Nel 1330, a Walthurn, città situata nell'antico arcive­scovado di Mayence, il parroco, mentre diceva la Messa, rove­sciò per inavvertenza il calice consacrato. Il sangue prezioso si sparse sul corporale, sul quale apparve subito l'immagine di Cristo sospeso in Croce con intorno, tracciata undici volte con un'arte e una verità che nessun pittore avrebbe potuto raggiun­gere, la testa del Salvatore coronata di spine e tutta sanguinan­te,. Il parroco fu profondamente commosso alla vista di un tale prodigio e dopo che il popolo uscì di chiesa, nascose il corporale sotto l'altare. Ma da quel momento non ebbe più la coscienza tranquilla e quello stato di angoscia gli causò anche una malat­tia incurabile. Torturato nel corpo e nell'anima, quel poveretto credeva prossima la sua morte, ma contro ogni previsione le sue inspiegabili sofferenze si prolungavano senza che potesse né gua­rire, né morire, finché non gli venne in mente che quella doveva essere una punizione per la sua colpa. Sotto tale impressione fece chiamare un parroco dei dintorni, gli confidò il suo segreto e morì. Dopo la sua morte, il confratello cercò il corporale e trovatolo, lo baciò rispettosamente e lo mostrò al popolo nar­rando l'accaduto, che ben presto si divulgò dappertutto.

I superiori ecclesiastici mandarono il sacerdote a Roma dal Papa Urbano II il quale informatosi dell'accaduto, accor­dò un'indulgenza a tutti quelli che avessero visitato la chiesa dove era avvenuto il miracolo.

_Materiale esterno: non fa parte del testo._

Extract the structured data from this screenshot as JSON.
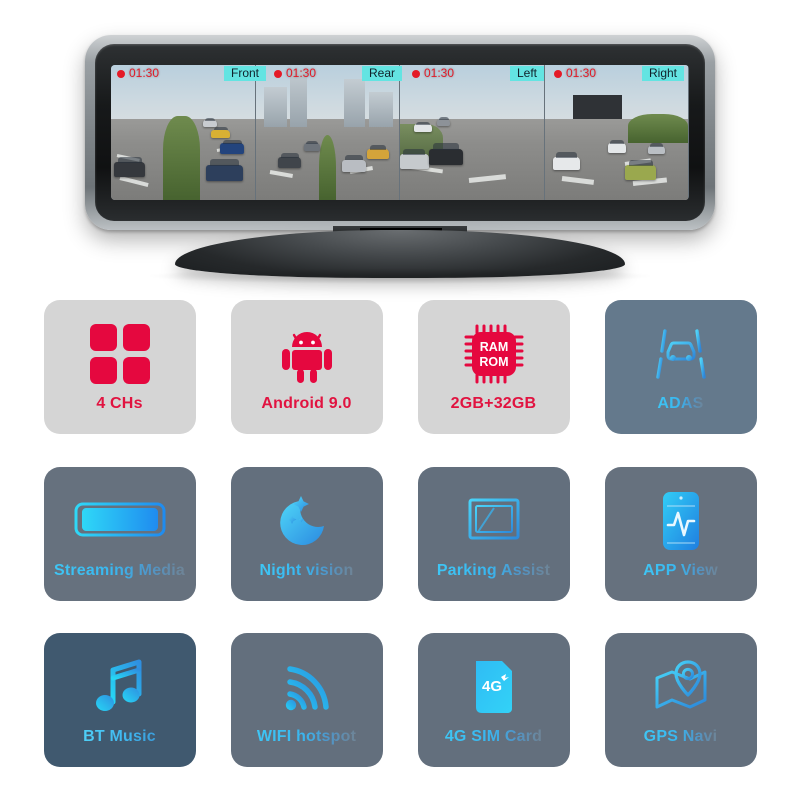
{
  "product": {
    "device_name": "mirror-dashcam",
    "screen": {
      "channels": [
        {
          "label": "Front",
          "rec_time": "01:30",
          "rec_indicator": "record-dot"
        },
        {
          "label": "Rear",
          "rec_time": "01:30",
          "rec_indicator": "record-dot"
        },
        {
          "label": "Left",
          "rec_time": "01:30",
          "rec_indicator": "record-dot"
        },
        {
          "label": "Right",
          "rec_time": "01:30",
          "rec_indicator": "record-dot"
        }
      ],
      "osd_label_bg": "#63e4e2",
      "osd_rec_color": "#e41a27"
    }
  },
  "colors": {
    "accent_red": "#e11340",
    "accent_cyan": "#3ec6f5",
    "tile_light": "#d5d5d5",
    "tile_slate": "#66717e",
    "tile_steel": "#64798c",
    "tile_deep": "#40596f",
    "page_bg": "#ffffff"
  },
  "features": [
    {
      "label": "4 CHs",
      "icon": "four-squares-icon",
      "theme": "light"
    },
    {
      "label": "Android 9.0",
      "icon": "android-robot-icon",
      "theme": "light"
    },
    {
      "label": "2GB+32GB",
      "icon": "chip-ram-rom-icon",
      "theme": "light",
      "icon_text_lines": [
        "RAM",
        "ROM"
      ]
    },
    {
      "label": "ADAS",
      "icon": "car-lane-icon",
      "theme": "steel"
    },
    {
      "label": "Streaming Media",
      "icon": "mirror-screen-icon",
      "theme": "slate"
    },
    {
      "label": "Night vision",
      "icon": "moon-stars-icon",
      "theme": "slate2"
    },
    {
      "label": "Parking Assist",
      "icon": "parking-monitor-icon",
      "theme": "slate2"
    },
    {
      "label": "APP View",
      "icon": "phone-chart-icon",
      "theme": "slate"
    },
    {
      "label": "BT Music",
      "icon": "music-note-icon",
      "theme": "deep"
    },
    {
      "label": "WIFI hotspot",
      "icon": "wifi-icon",
      "theme": "slate2"
    },
    {
      "label": "4G SIM Card",
      "icon": "sim-card-4g-icon",
      "theme": "slate2",
      "icon_text_lines": [
        "4G"
      ]
    },
    {
      "label": "GPS Navi",
      "icon": "map-pin-icon",
      "theme": "slate2"
    }
  ]
}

Ma, perché il Sangue sparso sul corporale vi disegnò un crocifisso circondato da undici teste? Fra le diverse ragioni, secondo me, si potrebbe ammet­tere anche questa: poiché il sangue sparso grida misericordia verso Dio, Egli volle che apparissero sul corporale undici te­ste e undici macchie, perché, probabilmente, le gocce di san­gue che vi erano cadute erano undici. questo fatto è autenti­co e dopo molti secoli le teste erano sempre visibili, e un gran numero di pellegrini andavano ancora a Walthurn per vene­rarle.

Oltre la preghiera onnipotente, che penetra il cuore di Dio, il Sangue di Cristo ci procura un altro beneficio. Nell'anti­ca legge, si offriva al Signore un sacrificio quotidiano e Dio ave­va assicurato che l'odore delle carni della vittima consumata sull'altare sarebbe salita verso di Lui come un soave profumo. Che cosa produrrà, dunque, il Sangue di Gesù Cristo versato in olocausto sul Calvario e offerto all'Altissimo nella santa Messa?

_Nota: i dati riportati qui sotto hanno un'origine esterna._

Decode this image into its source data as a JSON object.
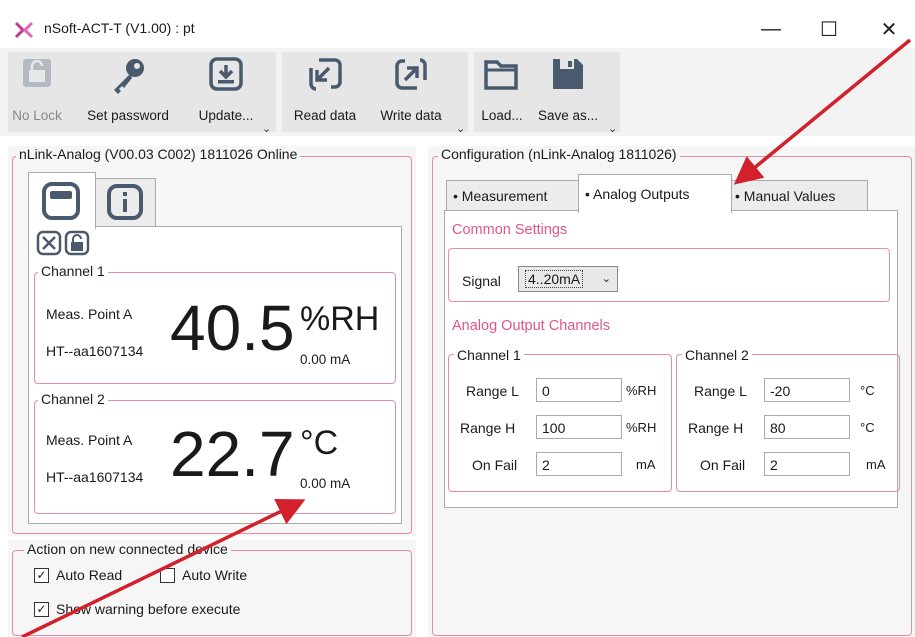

Nell'offerta del calice il sacerdote dice: "Ti offriamo, Signore, il calice della salute, domandando alla tua misericordia che si innalzi con soave odore in presenza della tua maestà, per la nostra salute e per quella del mondo intero". "Gesù Cristo ci ha amati - dice san Paolo - ed ha offerto se stesso al Signore, come una vittima di soave odore". In altri termini: quando l'olocausto del Salvatore fu consumato sulla Croce, ne usci un profumo la cui soavità dissipò le corrotte esalazioni che spande-vano i sacrifici idolatri e i peccati degli uomini, perché Dio fu più commosso della morte di Gesù e dello spargimento del suo Sangue di quanto fosse irritato per tutte le iniquità del mondo. E anche oggi quando l'Ostia purissima si immola sull'altare e si sparge il sangue divino, sale verso il Signore un odore soave a calmare la collera suscitata dai nostri delitti.

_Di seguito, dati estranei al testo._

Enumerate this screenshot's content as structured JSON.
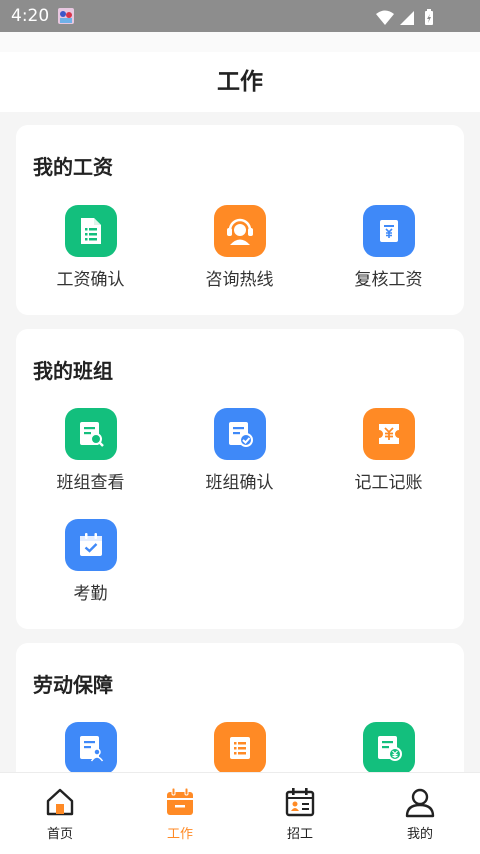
{
  "status_bar": {
    "time": "4:20"
  },
  "header": {
    "title": "工作"
  },
  "sections": [
    {
      "title": "我的工资",
      "items": [
        {
          "label": "工资确认",
          "icon": "document-list-icon",
          "color": "#13bf7d"
        },
        {
          "label": "咨询热线",
          "icon": "headset-agent-icon",
          "color": "#ff8a25"
        },
        {
          "label": "复核工资",
          "icon": "salary-document-icon",
          "color": "#3f89f8"
        }
      ]
    },
    {
      "title": "我的班组",
      "items": [
        {
          "label": "班组查看",
          "icon": "document-search-icon",
          "color": "#13bf7d"
        },
        {
          "label": "班组确认",
          "icon": "document-check-icon",
          "color": "#3f89f8"
        },
        {
          "label": "记工记账",
          "icon": "yuan-ticket-icon",
          "color": "#ff8a25"
        },
        {
          "label": "考勤",
          "icon": "calendar-check-icon",
          "color": "#3f89f8"
        }
      ]
    },
    {
      "title": "劳动保障",
      "items": [
        {
          "icon": "document-person-icon",
          "color": "#3f89f8"
        },
        {
          "icon": "list-icon",
          "color": "#ff8a25"
        },
        {
          "icon": "document-yuan-icon",
          "color": "#13bf7d"
        }
      ]
    }
  ],
  "tabbar": {
    "active_color": "#ff8a25",
    "tabs": [
      {
        "label": "首页",
        "icon": "home-icon"
      },
      {
        "label": "工作",
        "icon": "briefcase-calendar-icon",
        "active": true
      },
      {
        "label": "招工",
        "icon": "recruit-calendar-icon"
      },
      {
        "label": "我的",
        "icon": "person-icon"
      }
    ]
  }
}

quando il patriarca Isacco, ormai vecchio e cieco, ab­bracciò suo figlio Giacobbe rivestito degli abiti di Esaù e sentì, dice il Testo Sacro, l'odore dei suoi abiti, lo benedisse dicendo­gli: "Il profumo di mio figlio è simile a quello d'un campo pieno di fieno che il Signore ha benedetto" e gli augurò la prosperità in tutti i suoi beni temporali. Ma il profumo del Sangue prezio­so è mille volte più potente e perciò Dio colma, chi glielo offre, delle sue migliori benedizioni. Anche i santi se ne rallegrano, perché questo soave odore, sollevandosi dall'altare, si spande nell'immensità del paradiso e ne rapisce i fedeli abitatori. Ado­rate, dunque, il Sangue di Gesù, o anime cristiane! Invocatelo con tutto il vostro cuore e fatene con amore l'oblazione.